Please follow the VMware plugin documentation for the proper setup and configuration to ensure a smooth integration with your VMware environment.

The above error usually occurs when Coriolis is in one of the following situations:

Coriolis appliance is not able to resolve the FQDN hostnames of *all* the ESXi nodes.
Coriolis appliance cannot reach *all* the ESXi nodes over TCP port 902.

Due to VMware vSphere functionality, snapshot creation/read events can be executed through *any* of the ESXi hosts, and not bound to the ESXi host on which the VM is running. Thus, you should ensure that all ESXi hosts have a proper FQDN / network connectivity that the Coriolis appliance can use.

After the above has been fixed, you can recreate the migration task.

In case the error remains, you can check the vixdisklib log file located under the /var/log/coriolis/vmware-root folder on the Coriolis appliance. This is a VMware log file from the connection to the VMware environment and contains verbose messaging.

Migration job fails with “A specified parameter was not correct: deviceKey”

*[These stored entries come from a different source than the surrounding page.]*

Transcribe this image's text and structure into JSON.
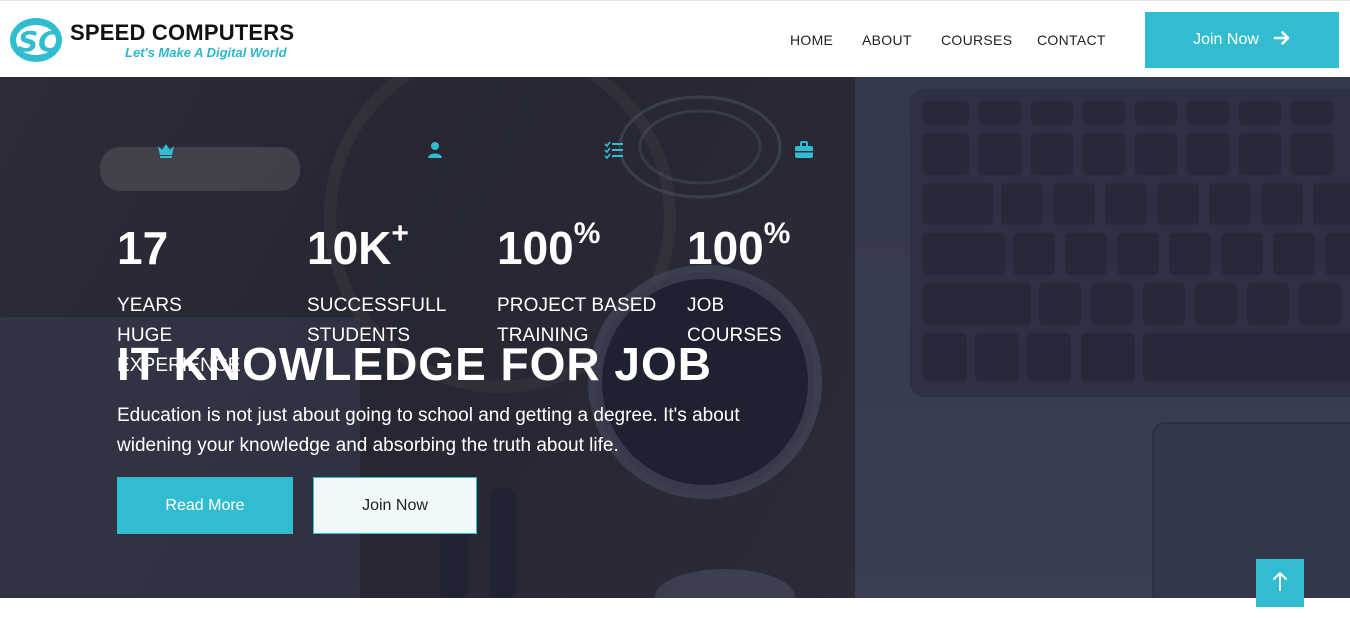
{
  "brand": {
    "name": "SPEED COMPUTERS",
    "tagline": "Let's Make A Digital World",
    "logo_text": "SC",
    "accent_color": "#31bdcf"
  },
  "nav": {
    "items": [
      "HOME",
      "ABOUT",
      "COURSES",
      "CONTACT"
    ],
    "cta_label": "Join Now",
    "cta_icon": "arrow-right-icon"
  },
  "stats": [
    {
      "icon": "crown-icon",
      "number": "17",
      "suffix": "",
      "label_lines": [
        "YEARS",
        "HUGE",
        "EXPERIENCE"
      ]
    },
    {
      "icon": "user-icon",
      "number": "10K",
      "suffix": "+",
      "label_lines": [
        "SUCCESSFULL",
        "STUDENTS"
      ]
    },
    {
      "icon": "list-check-icon",
      "number": "100",
      "suffix": "%",
      "label_lines": [
        "PROJECT BASED",
        "TRAINING"
      ]
    },
    {
      "icon": "briefcase-icon",
      "number": "100",
      "suffix": "%",
      "label_lines": [
        "JOB",
        "COURSES"
      ]
    }
  ],
  "hero": {
    "title": "IT KNOWLEDGE FOR JOB",
    "description": "Education is not just about going to school and getting a degree. It's about widening your knowledge and absorbing the truth about life.",
    "primary_button": "Read More",
    "secondary_button": "Join Now"
  },
  "scroll_top_icon": "arrow-up-icon"
}
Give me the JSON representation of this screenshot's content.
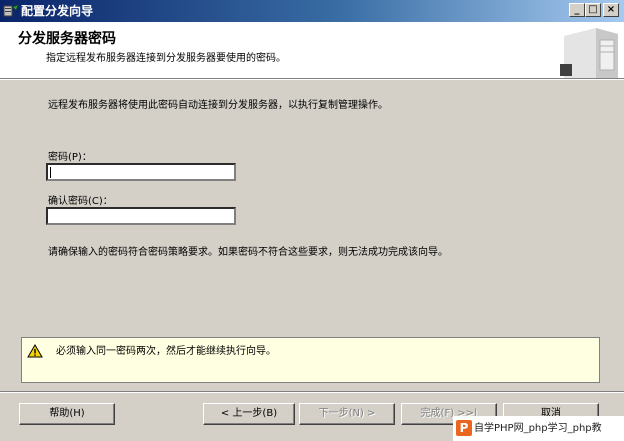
{
  "window": {
    "title": "配置分发向导",
    "minimize": "_",
    "maximize": "□",
    "close": "×"
  },
  "header": {
    "title": "分发服务器密码",
    "subtitle": "指定远程发布服务器连接到分发服务器要使用的密码。"
  },
  "body": {
    "intro": "远程发布服务器将使用此密码自动连接到分发服务器，以执行复制管理操作。",
    "password_label": "密码(P)：",
    "confirm_label": "确认密码(C)：",
    "password_value": "",
    "confirm_value": "",
    "note": "请确保输入的密码符合密码策略要求。如果密码不符合这些要求，则无法成功完成该向导。"
  },
  "message": {
    "text": "必须输入同一密码两次，然后才能继续执行向导。",
    "icon": "warning-icon"
  },
  "buttons": {
    "help": "帮助(H)",
    "back": "< 上一步(B)",
    "next": "下一步(N) >",
    "finish": "完成(F) >>|",
    "cancel": "取消"
  },
  "watermark": {
    "logo": "P",
    "text": "自学PHP网_php学习_php教"
  },
  "colors": {
    "titlebar_start": "#0a246a",
    "titlebar_end": "#a6caf0",
    "dialog": "#d4d0c8",
    "message_bg": "#ffffe1"
  }
}
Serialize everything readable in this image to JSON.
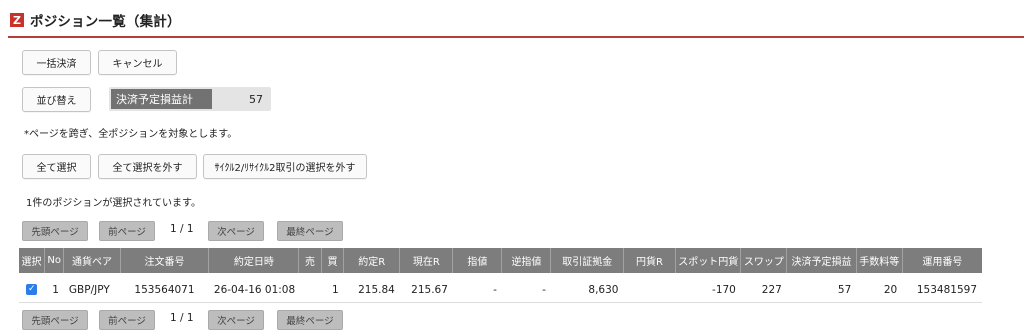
{
  "header": {
    "logo_letter": "Z",
    "title": "ポジション一覧（集計）"
  },
  "toolbar": {
    "bulk_settle": "一括決済",
    "cancel": "キャンセル",
    "sort": "並び替え"
  },
  "pl_summary": {
    "label": "決済予定損益計",
    "value": "57"
  },
  "notice": "*ページを跨ぎ、全ポジションを対象とします。",
  "selection": {
    "select_all": "全て選択",
    "deselect_all": "全て選択を外す",
    "deselect_cycle": "ｻｲｸﾙ2/ﾘｻｲｸﾙ2取引の選択を外す",
    "selected_status": "1件のポジションが選択されています。"
  },
  "pager": {
    "first": "先頭ページ",
    "prev": "前ページ",
    "current": "1",
    "separator": "/",
    "total": "1",
    "next": "次ページ",
    "last": "最終ページ"
  },
  "table": {
    "headers": [
      "選択",
      "No",
      "通貨ペア",
      "注文番号",
      "約定日時",
      "売",
      "買",
      "約定R",
      "現在R",
      "指値",
      "逆指値",
      "取引証拠金",
      "円貨R",
      "スポット円貨",
      "スワップ",
      "決済予定損益",
      "手数料等",
      "運用番号"
    ],
    "rows": [
      {
        "selected": true,
        "no": "1",
        "pair": "GBP/JPY",
        "order_no": "153564071",
        "datetime": "26-04-16 01:08",
        "sell": "",
        "buy": "1",
        "exec_rate": "215.84",
        "current_rate": "215.67",
        "limit": "-",
        "stop": "-",
        "margin": "8,630",
        "yen_rate": "",
        "spot_yen": "-170",
        "swap": "227",
        "pl": "57",
        "fee": "20",
        "op_no": "153481597"
      }
    ]
  },
  "colors": {
    "accent": "#c8322a",
    "header_bg": "#7d7d7d",
    "negative": "#c53b2f",
    "checkbox": "#2b7de9"
  }
}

This usually occurs when Change Block Tracking (CBT) is not enabled for the VM being backed up. CBT is required for Coriolis to be able to perform a live snapshot of the running source VM.

To fix this issue, perform a CBT reset for the source VM. Instructions are available on the CBT Reset page or by following VMware’s official documentation.

Unable to take quiesced snapshot of a Windows Server virtual machine

Creating a quiesced snapshot (or running a backup job with quiescing) can fail due to a conflict between the Windows VSS and the VMware Tools Snapshot provider.

The VMware recommendation in such cases is to:

Step 1. Do not use the “VMWare Snapshot Provider” service by disabling it, or uninstalling that component from VMware Tools.

Step 2. Set the Microsoft VSS service to Automatic startup.

Once these steps are carried out on the source VM, a new migration job can be created in Coriolis.

The guest ID of the VM is: otherGuest”

The following migration error can be observed:

“The OS type of VM ‘Datacenter/Discovered virtual machine/VMNAME’ (‘other’) is either not supported or unrecognized by Coriolis or the version of pyVmomi which Coriolis is currently using. The guest ID of the VM is: otherGuest”

This occurs when the source VM on the VMware side has a generic or incorrect guest OS. Coriolis requires an accurate value matching the source VM guest OS for the scope of migration.

To resolve this issue, please edit the VM .vmx configuration file and modify the guestOS field to a correct value. This can be for example “oraclelinux8-64. ” for an Oracle Linux 8 VM. Please refer to the VMware documentation for the proper fields.